It’s time to hang up the paint pen and screwdriver.
I’ve been biking around town for about three months fixing intentionally defaced license plates, peeling off tape that’s obscuring a number or letter, and removing illegal covers — and garnered lots of media attention for my (apparently) life-threatening exploits: Gothamist, NY1, the New York Times and even the vaunted New Yorker have found my campaign to rein in reckless drivers worthy of attention.
Yet from City Hall and at 1 Police Plaza? Crickets.
And that’s embarrassing — for the mayor and the police commissioner. Since my first “criminal mischief” video on Nov. 15, I’ve now caught 59 police officers, firefighters and other law enforcement personnel doctoring their plate to avoid speed or toll cameras (here’s a list of all the miscreants with links to my videos). The NYPD has long said it disciplines officers who misuse their department-issued placard or deface their plates, but the agency declined to comment when I sent it a list of defaced plates I caught (I’ve submitted a Freedom of Information Law request for the disciplinary records — see FOIL-2023-056-01709 — so we’ll see what happens).
(...) But I couldn’t let it. At Streetsblog, we’ve obviously been covering vehicular malfeasance by public officials for years, but it wasn’t until lawyer Adam White was arrested (and charged with “criminal mischief”) for repairing an intentionally damaged plate that our movement for safety merged with social media to create a made-for-Twitter juggernaut (plus, the catchy theme song I wrote for Jimmy and the Jaywalkers didn’t hurt, either).

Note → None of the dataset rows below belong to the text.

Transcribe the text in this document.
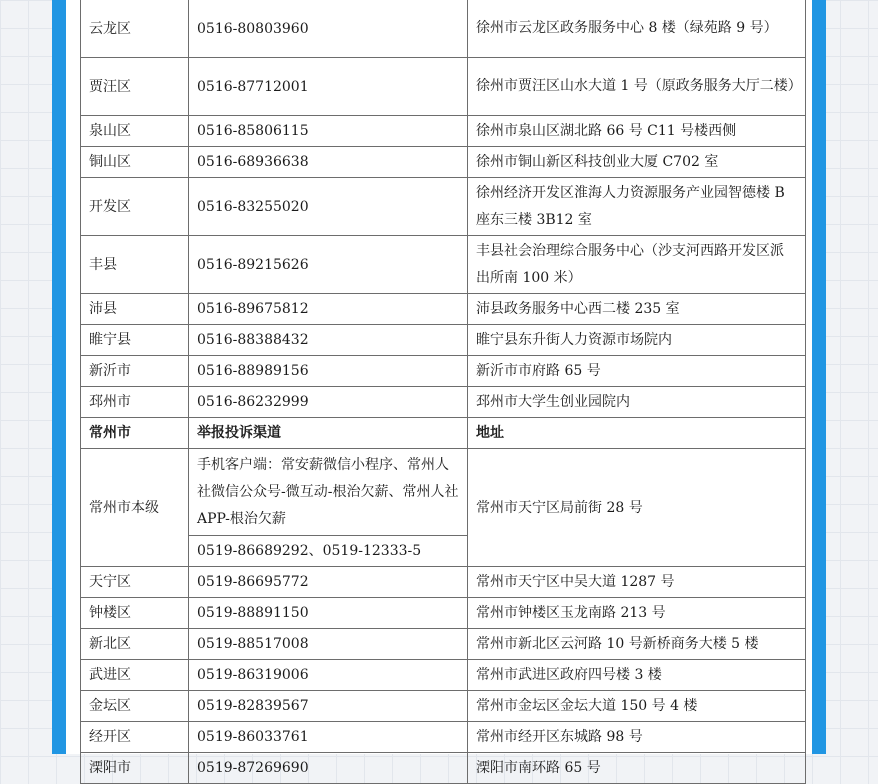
云龙区	0516-80803960	徐州市云龙区政务服务中心 8 楼（绿苑路 9 号）
贾汪区	0516-87712001	徐州市贾汪区山水大道 1 号（原政务服务大厅二楼）
泉山区	0516-85806115	徐州市泉山区湖北路 66 号 C11 号楼西侧
铜山区	0516-68936638	徐州市铜山新区科技创业大厦 C702 室
开发区	0516-83255020	徐州经济开发区淮海人力资源服务产业园智德楼 B 座东三楼 3B12 室
丰县	0516-89215626	丰县社会治理综合服务中心（沙支河西路开发区派出所南 100 米）
沛县	0516-89675812	沛县政务服务中心西二楼 235 室
睢宁县	0516-88388432	睢宁县东升街人力资源市场院内
新沂市	0516-88989156	新沂市市府路 65 号
邳州市	0516-86232999	邳州市大学生创业园院内
常州市	举报投诉渠道	地址
常州市本级	手机客户端：常安薪微信小程序、常州人社微信公众号-微互动-根治欠薪、常州人社 APP-根治欠薪	常州市天宁区局前街 28 号
	0519-86689292、0519-12333-5	
天宁区	0519-86695772	常州市天宁区中吴大道 1287 号
钟楼区	0519-88891150	常州市钟楼区玉龙南路 213 号
新北区	0519-88517008	常州市新北区云河路 10 号新桥商务大楼 5 楼
武进区	0519-86319006	常州市武进区政府四号楼 3 楼
金坛区	0519-82839567	常州市金坛区金坛大道 150 号 4 楼
经开区	0519-86033761	常州市经开区东城路 98 号
溧阳市	0519-87269690	溧阳市南环路 65 号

Like all great ideas, this one started with something dumb: I figured if Adam White could get arrested and charged with “criminal mischief” for literally doing the opposite of causing damage to someone’s property, I should probably fan out all over town and try to get arrested, too! And maybe more people would do it, and then, as Arlo Guthrie said, we’d have a movement. (It’s ultimately unclear if White and I have committed any crimes — I was never arrested and his case was dropped by the Brooklyn District Attorney. But Streetsblog freelancer Joseph Tedeschi, who is a lawyer, did some research and found plenty of legal eagles who think it is a crime to take matters into one’s own hands, even though license plates are definitely state property, not the car owner’s property.)

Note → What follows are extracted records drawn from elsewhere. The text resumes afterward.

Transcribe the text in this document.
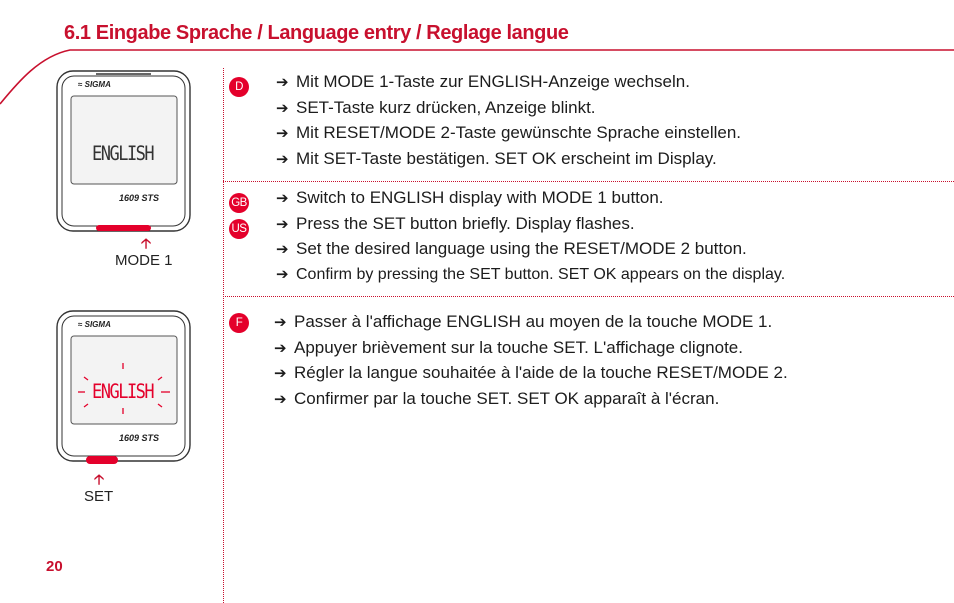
6.1 Eingabe Sprache / Language entry / Reglage langue
≈ SIGMA
ENGLISH
1609 STS
🡡
MODE 1
≈ SIGMA
ENGLISH
1609 STS
🡡
SET
D
GB
US
F
➔ Mit MODE 1-Taste zur ENGLISH-Anzeige wechseln.
➔ SET-Taste kurz drücken, Anzeige blinkt.
➔ Mit RESET/MODE 2-Taste gewünschte Sprache einstellen.
➔ Mit SET-Taste bestätigen. SET OK erscheint im Display.
➔ Switch to ENGLISH display with MODE 1 button.
➔ Press the SET button briefly. Display flashes.
➔ Set the desired language using the RESET/MODE 2 button.
➔ Confirm by pressing the SET button. SET OK appears on the display.
➔ Passer à l'affichage ENGLISH au moyen de la touche MODE 1.
➔ Appuyer brièvement sur la touche SET. L'affichage clignote.
➔ Régler la langue souhaitée à l'aide de la touche RESET/MODE 2.
➔ Confirmer par la touche SET. SET OK apparaît à l'écran.
20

(...) No one video tells the full story, but taken together, the videos reveal a pattern of low-level corruption that continues simply because so little is done to stop it.In 2021, the NYPD issued just 7,781 tickets between Jan. 1 and Oct. 30 for covering, defacing or sullying a plate so that it could not be read. Last year over the same period, that number dropped to 6,209 tickets, or a 20-percent decline. That decline is especially alarming given that the number of people defacing plates seems to be on the rise.According to a seminal report by Reuven Blau in The City, Department of Transportation speed cameras typically could not read about 1 percent of the license plates that passed them by. But starting in late 2019 — when the number of speed camera systems expanded for the first time — and again in mid-2020 when the number of camera systems reached 750, the number of plates that were unreadable jumped to nearly 5 percent. (The City’s numbers were complete through the end of 2021; the Department of Transportation has not provided Streetsblog with the updated numbers, despite numerous requests.)
(...) On social media, of course, people are quick to threaten violence … and issue other threats that make no sense or were outright contradictory. But the cognitive dissonance on the Right still amazes: Some accused me of being a Nazi, while others openly hoped that the Nazis would take me out (images include jackboot lollipops and nooses). Everyone, apparently, is for law and order … unless a Jewish liberal from New York is trying to bust the lawbreakers.